La giunta comunale viene finalmente investita. Il 5 ottobre 1948 prende in esame la domanda della SADE presentata nell'agosto, la stima del geometra, e delibera «di procedere alla vendita dei terreni situati in "Val Vajont" di proprietà comunale di He 88.66.40 e della rendita di lire 126,50 mediante trattativa privata con la Società Adriatica di Elettricità di Venezia». Salvo, naturalmente, ratifica consiliare. Che avviene il 23 gennaio 1949 per la somma indicata in perizia di 3.500.000 - esattamente 3,94 lire il metro quadro - da vincolare in Titoli di Stato al ministero dell'Agricoltura e Foreste «trattandosi di terreni sottoposti ad usi civici». Il Comune, quindi, perde le terre e non ci guadagna nulla; gli abitanti di Erto e Casso vengono espropriati dal ricavo derivato dall'uso dei beni comunali.

Per le famiglie di Casso la questione assume un aspetto addirittura grottesco.
Una parte della proprietà comunale venduta alla SADE, nella zona denominata Moliesa, era stata dal Comune «ceduta in godimento, verso un certo corrispettivo in denaro, ai frazionisti di Casso» ancora nel 1665 [10]. Nel 1908 il Comune perfezionava la pratica, incaricando un geometra di Barcis di frazionare la proprietà. I terreni vennero ufficialmente consegnati ai frazionisti che ne godettero come di loro proprietà - avendoli pagati - nel corso degli anni. Può il Comune vendere un bene non suo? I cassani vanno da un legale che scopre gli altarini. Il Comune scopre a sua volta che la pratica di frazionamento del 1908 non era stata registrata al catasto dal geometra incaricato, essendosi il Comune rifiutato di pagargli la parcella. La SADE si era basata sui dati catastali e non poteva sapere altro. Il Comune deve deliberare e dare a Cesare quel che è di Cesare.
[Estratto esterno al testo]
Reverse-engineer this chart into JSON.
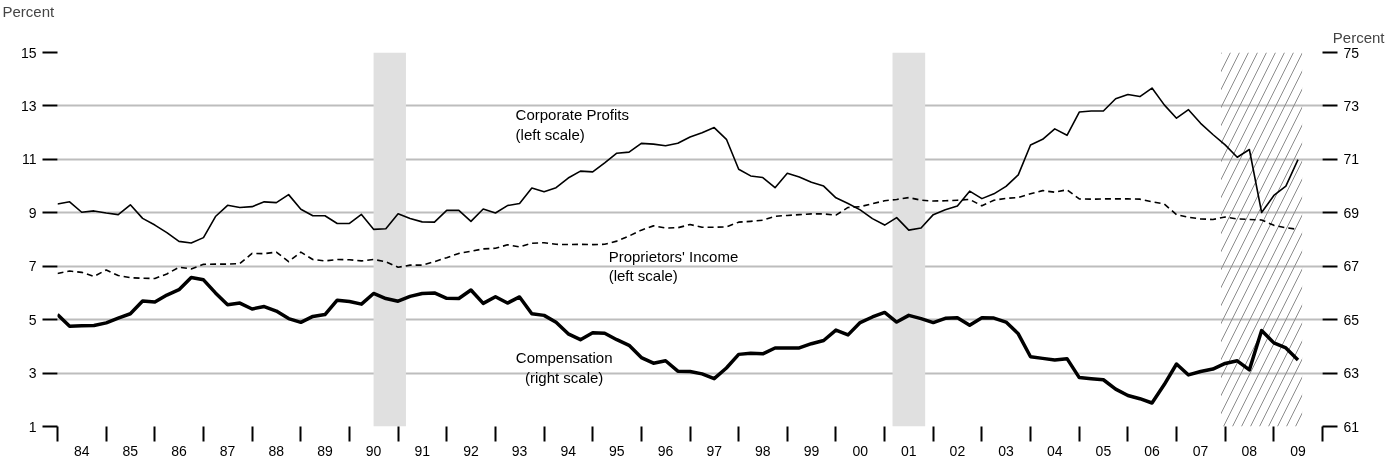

Passano due anni dalla vendita delle terre comunali alla SADE. Il commissario per gli usi civici di Venezia reclama i 3.500.000 che la municipalità ertana doveva accreditare presso il ministero dell'Agricoltura e delle Finanze. Il Comune, pressato da necessità «urgenti ed indifferibili» ha adoperato i soldi con l'intento di versarli, a chi di dovere, appena possibile. Adesso lo deve fare se non vuol andare incontro al peggio. Tanto più che dovrà restituirne parte alla SADE, che a sua volta dovrà tacitare i cassani per le terre di Moliesa. Per il Commissario, invece, è tutto chiaro: la volturazione non c'è stata, quindi tutti i soldi devono andare al suo ufficio. È un bel pasticcio, che comporterà lunghe pratiche da parte di tutti. Intanto bisogna ubbidire. Ma dove trovare i soldi? La giunta arranca nel buio più completo.
Magnanimamente la SADE corre in suo aiuto. (Se non ci fossero questi padroni!).
Anticipa al Comune la somma necessaria «senza carico di interessi, salva restituzione rateale, appena possibile ed in ogni caso con inizio al momento della percezione da parte del Comune dei sovracanoni che la SADE verserà per diritti rivieraschi in conseguenza dell'uso dell'acqua del torrente» [11]. Non è solo la politica del bastone e della carota. È anche un legare le mani al Comune, metterlo nella condizione di non nuocere a qualsiasi atto che la SADE, dentro e fuori della legge, andrà a compiere sul Vajont. E ancora di più: costringerlo ad allearsi al monopolio.

Questa serie di episodi contribuiscono a far nascere i primi sospetti e le prime diffidenze tra la gente. Non solo contro l'esiguo prezzo degli espropri praticato dalla SADE, ma anche contro il Comune che accetta di scendere a compromessi tanto pericolosi da porlo in assoluto stato di soggezione nei confronti della Società elettrica. La SADE sa quel che fa.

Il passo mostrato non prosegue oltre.